SSOの設定手順の詳細については、 「DatabricksでのSSOの設定」を参照してください。

ユーザープロビジョニング戦略の設計

自動化されたユーザープロビジョニングにより、一貫性のあるID管理が保証され、手動によるユーザー管理が不要になります。IDプロバイダーの機能、組織規模、および運用要件に基づいて、プロビジョニング戦略を設計してください。

SCIMは、IDプロバイダーからDatabricksへのユーザーおよびグループのプロビジョニングを自動化します。SCIMは手動によるユーザー管理を不要にし、組織全体で同期されたアクセスを保証します。

SCIMは以下のIDプロバイダーをサポートしています。

  • Microsoft Entra ID
  • Okta
  • OneLogin
  • ピングワン
  • 汎用SCIM 2.0準拠プロバイダー

SCIMのベストプラクティス:

  • SCIMとSSOを組み合わせることで、シームレスな認証とプロビジョニングを実現します。
  • すべてのユーザーに対して有効化する前に、テストユーザーまたはテストグループを使用してテストユーザープロビジョニングを実施してください。
  • SCIM安全に保管し、定期的にローテーションします。
  • IDプロバイダーからDatabricksのフィールドに、ユーザーおよびグループの属性を正確にマッピングします。
  • SCIM同期ログを監視して、プロビジョニングのエラーや障害がないか確認してください。
  • ディザスタリカバリ シナリオのSCIM構成を文書化します。

SCIM の設定手順の詳細については、 「SCIM を使用して ID プロバイダからユーザーとグループを同期する」を参照してください。

ジャストインタイムプロビジョニングを理解する

ジャストインタイム(JIT)プロビジョニングは、ユーザーがシングルサインオン(SSO)を使用してDatabricksに初めてログインしたときに、ユーザーアカウントを自動的に作成します。これにより、手動でのアカウント作成が不要になり、ユーザーのオンボーディングが効率化されます。

JITプロビジョニングワークフロー

  1. ユーザーはSSO IDプロバイダーを介して認証を行う
  2. Databricksは認証済みユーザーのアカウントが存在するかどうかを確認します
  3. アカウントが存在しない場合、Databricks は ID プロバイダーの属性を使用して新しいユーザー アカウントをプロビジョニングします。
  4. ユーザーは割り当てられたワークスペースに即座にアクセスできるようになります

JITの利点

  • 自動オンボーディング :新規ユーザーは手動でアカウントを作成する必要はありません。
  • 管理業務の負担軽減 :アカウント作成に関するチケット発行やそれに伴う遅延を解消します。
  • 一貫性のあるプロビジョニング :ユーザー情報はIDプロバイダーから自動的に同期されます。
  • ユーザーエクスペリエンスの向上 :認証後、ユーザーはすぐにDatabricksにアクセスできるようになります。

JIT設計上の考慮事項

  • ワークスペースの割り当て : 新しいユーザーをワークスペースに割り当てる方法を計画します (たとえば、手動割り当てと自動グループベースの割り当て)。
  • まだ権限 : 新しくプロビジョニングするユーザーのための権限を定義します。
  • 属性マッピング :IDプロバイダーが正確なユーザー属性(例:メールアドレス、名前)を提供することを確認します。

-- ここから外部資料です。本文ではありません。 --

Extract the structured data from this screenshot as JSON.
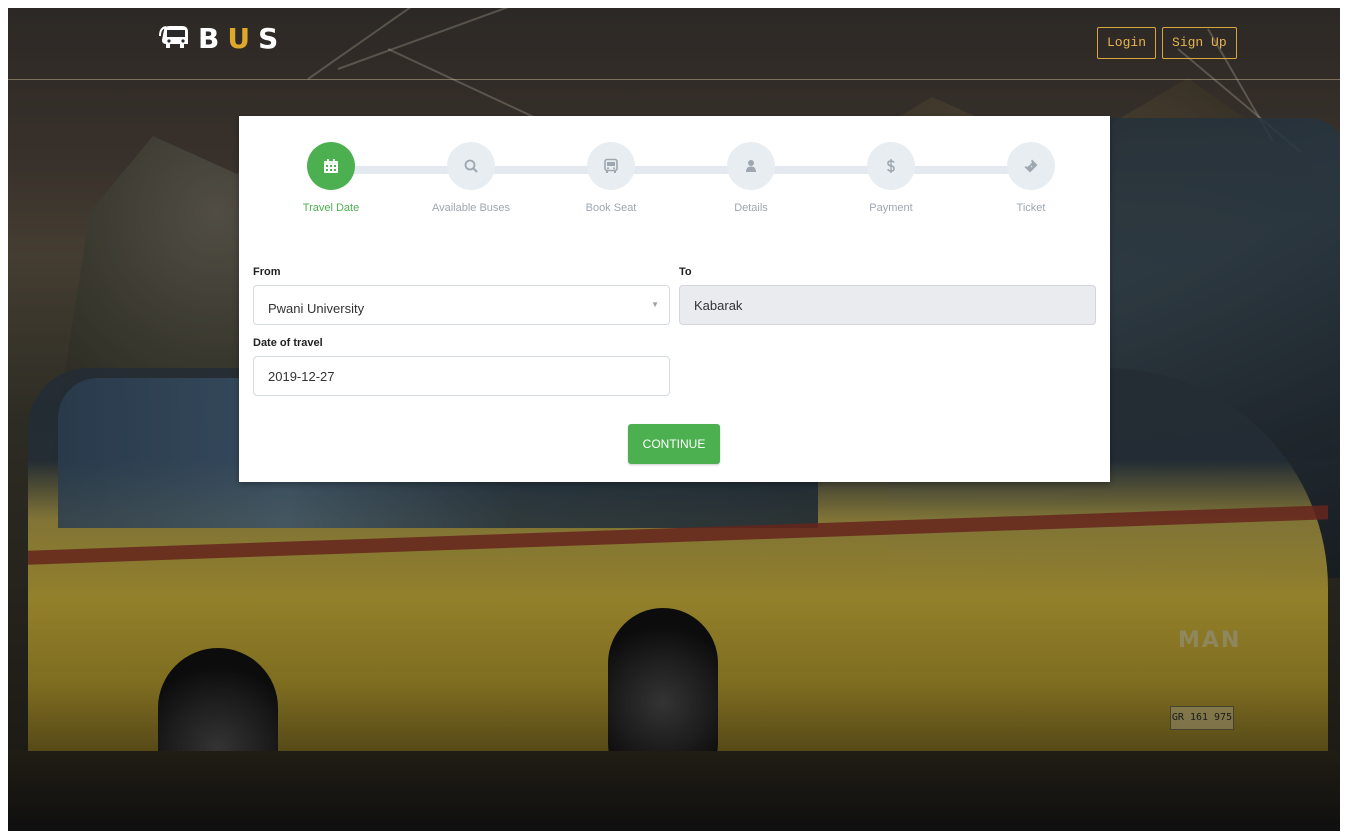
{
  "brand": {
    "prefix": "B",
    "accent": "U",
    "suffix": "S",
    "accent_color": "#e0a82a",
    "icon": "bus-logo-icon"
  },
  "nav": {
    "login_label": "Login",
    "signup_label": "Sign Up",
    "button_color": "#d9a640"
  },
  "steps": [
    {
      "label": "Travel Date",
      "icon": "calendar-icon",
      "active": true
    },
    {
      "label": "Available Buses",
      "icon": "search-icon",
      "active": false
    },
    {
      "label": "Book Seat",
      "icon": "bus-icon",
      "active": false
    },
    {
      "label": "Details",
      "icon": "user-icon",
      "active": false
    },
    {
      "label": "Payment",
      "icon": "dollar-icon",
      "active": false
    },
    {
      "label": "Ticket",
      "icon": "ticket-icon",
      "active": false
    }
  ],
  "form": {
    "from_label": "From",
    "from_value": "Pwani University",
    "to_label": "To",
    "to_value": "Kabarak",
    "date_label": "Date of travel",
    "date_value": "2019-12-27",
    "continue_label": "CONTINUE"
  },
  "background": {
    "vehicle_badge": "MAN",
    "plate_text": "GR 161 975"
  },
  "colors": {
    "active_green": "#4cb050",
    "inactive_step": "#e8edf1",
    "readonly_field": "#e9ebee"
  }
}
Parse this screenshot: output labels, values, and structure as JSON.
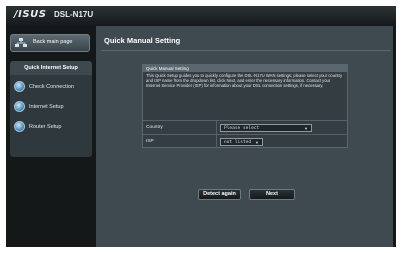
{
  "brand": {
    "logo": "/ISUS",
    "model": "DSL-N17U"
  },
  "sidebar": {
    "back_label": "Back main page",
    "section_title": "Quick Internet Setup",
    "items": [
      {
        "label": "Check Connection",
        "icon": "globe-icon"
      },
      {
        "label": "Internet Setup",
        "icon": "globe-icon"
      },
      {
        "label": "Router Setup",
        "icon": "globe-icon"
      }
    ]
  },
  "main": {
    "title": "Quick Manual Setting",
    "panel": {
      "header": "Quick Manual Setting",
      "description": "This Quick Setup guides you to quickly configure the DSL-N17U WAN settings; please select your country and ISP name from the dropdown list, click Next, and enter the necessary information. Contact your Internet Service Provider (ISP) for information about your DSL connection settings, if necessary.",
      "fields": [
        {
          "label": "Country",
          "value": "Please select"
        },
        {
          "label": "ISP",
          "value": "not listed"
        }
      ]
    },
    "buttons": {
      "detect": "Detect again",
      "next": "Next"
    }
  }
}
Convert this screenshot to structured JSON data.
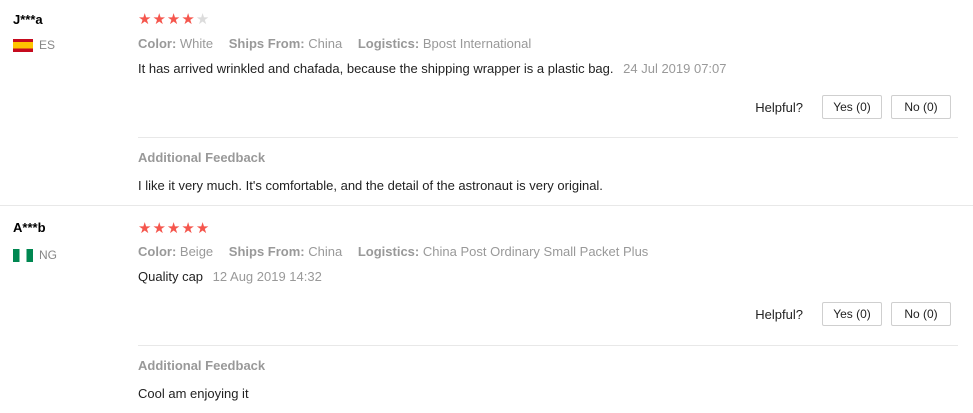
{
  "helpful_label": "Helpful?",
  "additional_feedback_label": "Additional Feedback",
  "labels": {
    "color": "Color:",
    "ships_from": "Ships From:",
    "logistics": "Logistics:"
  },
  "colors": {
    "star_on": "#f5564d",
    "star_off": "#dcdcdc"
  },
  "reviews": [
    {
      "user": "J***a",
      "country": "ES",
      "rating": 4,
      "color": "White",
      "ships_from": "China",
      "logistics": "Bpost International",
      "text": "It has arrived wrinkled and chafada, because the shipping wrapper is a plastic bag.",
      "date": "24 Jul 2019 07:07",
      "yes": "Yes (0)",
      "no": "No (0)",
      "feedback": "I like it very much. It's comfortable, and the detail of the astronaut is very original."
    },
    {
      "user": "A***b",
      "country": "NG",
      "rating": 5,
      "color": "Beige",
      "ships_from": "China",
      "logistics": "China Post Ordinary Small Packet Plus",
      "text": "Quality cap",
      "date": "12 Aug 2019 14:32",
      "yes": "Yes (0)",
      "no": "No (0)",
      "feedback": "Cool am enjoying it"
    }
  ]
}
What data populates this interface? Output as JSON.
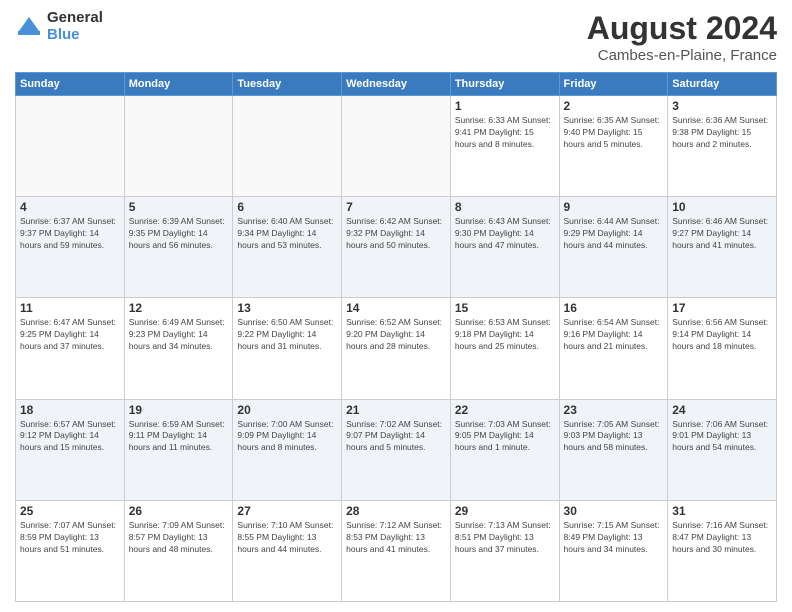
{
  "logo": {
    "general": "General",
    "blue": "Blue"
  },
  "header": {
    "title": "August 2024",
    "subtitle": "Cambes-en-Plaine, France"
  },
  "weekdays": [
    "Sunday",
    "Monday",
    "Tuesday",
    "Wednesday",
    "Thursday",
    "Friday",
    "Saturday"
  ],
  "weeks": [
    [
      {
        "day": "",
        "info": ""
      },
      {
        "day": "",
        "info": ""
      },
      {
        "day": "",
        "info": ""
      },
      {
        "day": "",
        "info": ""
      },
      {
        "day": "1",
        "info": "Sunrise: 6:33 AM\nSunset: 9:41 PM\nDaylight: 15 hours\nand 8 minutes."
      },
      {
        "day": "2",
        "info": "Sunrise: 6:35 AM\nSunset: 9:40 PM\nDaylight: 15 hours\nand 5 minutes."
      },
      {
        "day": "3",
        "info": "Sunrise: 6:36 AM\nSunset: 9:38 PM\nDaylight: 15 hours\nand 2 minutes."
      }
    ],
    [
      {
        "day": "4",
        "info": "Sunrise: 6:37 AM\nSunset: 9:37 PM\nDaylight: 14 hours\nand 59 minutes."
      },
      {
        "day": "5",
        "info": "Sunrise: 6:39 AM\nSunset: 9:35 PM\nDaylight: 14 hours\nand 56 minutes."
      },
      {
        "day": "6",
        "info": "Sunrise: 6:40 AM\nSunset: 9:34 PM\nDaylight: 14 hours\nand 53 minutes."
      },
      {
        "day": "7",
        "info": "Sunrise: 6:42 AM\nSunset: 9:32 PM\nDaylight: 14 hours\nand 50 minutes."
      },
      {
        "day": "8",
        "info": "Sunrise: 6:43 AM\nSunset: 9:30 PM\nDaylight: 14 hours\nand 47 minutes."
      },
      {
        "day": "9",
        "info": "Sunrise: 6:44 AM\nSunset: 9:29 PM\nDaylight: 14 hours\nand 44 minutes."
      },
      {
        "day": "10",
        "info": "Sunrise: 6:46 AM\nSunset: 9:27 PM\nDaylight: 14 hours\nand 41 minutes."
      }
    ],
    [
      {
        "day": "11",
        "info": "Sunrise: 6:47 AM\nSunset: 9:25 PM\nDaylight: 14 hours\nand 37 minutes."
      },
      {
        "day": "12",
        "info": "Sunrise: 6:49 AM\nSunset: 9:23 PM\nDaylight: 14 hours\nand 34 minutes."
      },
      {
        "day": "13",
        "info": "Sunrise: 6:50 AM\nSunset: 9:22 PM\nDaylight: 14 hours\nand 31 minutes."
      },
      {
        "day": "14",
        "info": "Sunrise: 6:52 AM\nSunset: 9:20 PM\nDaylight: 14 hours\nand 28 minutes."
      },
      {
        "day": "15",
        "info": "Sunrise: 6:53 AM\nSunset: 9:18 PM\nDaylight: 14 hours\nand 25 minutes."
      },
      {
        "day": "16",
        "info": "Sunrise: 6:54 AM\nSunset: 9:16 PM\nDaylight: 14 hours\nand 21 minutes."
      },
      {
        "day": "17",
        "info": "Sunrise: 6:56 AM\nSunset: 9:14 PM\nDaylight: 14 hours\nand 18 minutes."
      }
    ],
    [
      {
        "day": "18",
        "info": "Sunrise: 6:57 AM\nSunset: 9:12 PM\nDaylight: 14 hours\nand 15 minutes."
      },
      {
        "day": "19",
        "info": "Sunrise: 6:59 AM\nSunset: 9:11 PM\nDaylight: 14 hours\nand 11 minutes."
      },
      {
        "day": "20",
        "info": "Sunrise: 7:00 AM\nSunset: 9:09 PM\nDaylight: 14 hours\nand 8 minutes."
      },
      {
        "day": "21",
        "info": "Sunrise: 7:02 AM\nSunset: 9:07 PM\nDaylight: 14 hours\nand 5 minutes."
      },
      {
        "day": "22",
        "info": "Sunrise: 7:03 AM\nSunset: 9:05 PM\nDaylight: 14 hours\nand 1 minute."
      },
      {
        "day": "23",
        "info": "Sunrise: 7:05 AM\nSunset: 9:03 PM\nDaylight: 13 hours\nand 58 minutes."
      },
      {
        "day": "24",
        "info": "Sunrise: 7:06 AM\nSunset: 9:01 PM\nDaylight: 13 hours\nand 54 minutes."
      }
    ],
    [
      {
        "day": "25",
        "info": "Sunrise: 7:07 AM\nSunset: 8:59 PM\nDaylight: 13 hours\nand 51 minutes."
      },
      {
        "day": "26",
        "info": "Sunrise: 7:09 AM\nSunset: 8:57 PM\nDaylight: 13 hours\nand 48 minutes."
      },
      {
        "day": "27",
        "info": "Sunrise: 7:10 AM\nSunset: 8:55 PM\nDaylight: 13 hours\nand 44 minutes."
      },
      {
        "day": "28",
        "info": "Sunrise: 7:12 AM\nSunset: 8:53 PM\nDaylight: 13 hours\nand 41 minutes."
      },
      {
        "day": "29",
        "info": "Sunrise: 7:13 AM\nSunset: 8:51 PM\nDaylight: 13 hours\nand 37 minutes."
      },
      {
        "day": "30",
        "info": "Sunrise: 7:15 AM\nSunset: 8:49 PM\nDaylight: 13 hours\nand 34 minutes."
      },
      {
        "day": "31",
        "info": "Sunrise: 7:16 AM\nSunset: 8:47 PM\nDaylight: 13 hours\nand 30 minutes."
      }
    ]
  ]
}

JIT プロビジョニングは、2025 年 5 月 1 日以降に作成されたアカウントに対して、安全により有効になります。

JIT プロビジョニング構成の詳細については、 「ユーザーを自動的にプロビジョニングする (JIT)」を参照してください。

アカウントと本人確認に関する推奨事項

推奨

  • アカウントレベルで、IDプロバイダーによるシングルサインオン(SSO)認証を実施してください。
  • セキュリティ強化のため、IDプロバイダーの多要素認証(MFA)を活用してください。
  • SCIMまたはAIMを使用して、ユーザーとグループをアカウントコンソールに同期します。
  • 自動化されたユーザーオンボーディングのために、ジャストインタイム(JIT)プロビジョニングを有効にします。
  • アカウント管理者の数を制限する(信頼できる2~3名程度)。
  • 管理アカウント間で職務分掌を徹底する。
  • 組織構造とガバナンス要件に基づいて、ワークスペース管理者の権限を制限する。
  • サービスプリンシパルにはOAuth認証を使用してください。
  • サービスプリンシパルを使用して、管理タスクと本番運用ワークロードを実行します。
  • Terraformまたは類似のツールを使用して、すべての管理業務を自動化する。
  • 管理上の役割、責任、およびエスカレーション手順を文書化する。
  • 可能な限り、管理者権限には個々のユーザーではなくグループを使用してください。

要件に基づいて評価する

  • 組織が複数のメールドメインを使用している場合は、ドメイン間のID要件を検討してください。
  • 管理上の役割の細分化と業務の複雑さのバランスを取る。
  • 認証プロバイダーの障害発生時の緊急アクセス手順を検討してください。
  • IDプロバイダーのメンテナンス期間とSSOフェイルオーバーシナリオを計画する。

第1相の結果

フェーズ1を完了すると、以下のものが得られます。

  • 管理者役割戦略を設計しました(例:アカウント管理者、ワークスペース管理者、メタストア管理者)。
  • IDフェデレーション戦略が定義されました(SCIMを使用したアカウント優先プロビジョニング)。
  • プロトコル選択(OIDCまたはSAML)とMFA要件を考慮して設計されたSSO戦略。
  • ユーザー プロビジョニング戦略が定義されました ( SCIM + JIT プロビジョニング)。
  • ドメインをまたいだ本人確認要件を特定しました(該当する場合)。
  • 管理上の責任とエスカレーション手順が文書化されている。
  • 自動化されたワークロード向けに設計されたサービスプリンシパル戦略。

次の段階フェーズ2:ワークスペース戦略の設計

実装ガイダンス :アカウントとID戦略を実装するための手順については、 「ユーザー、サービスプリンシパル、およびグループの管理」を参照してください。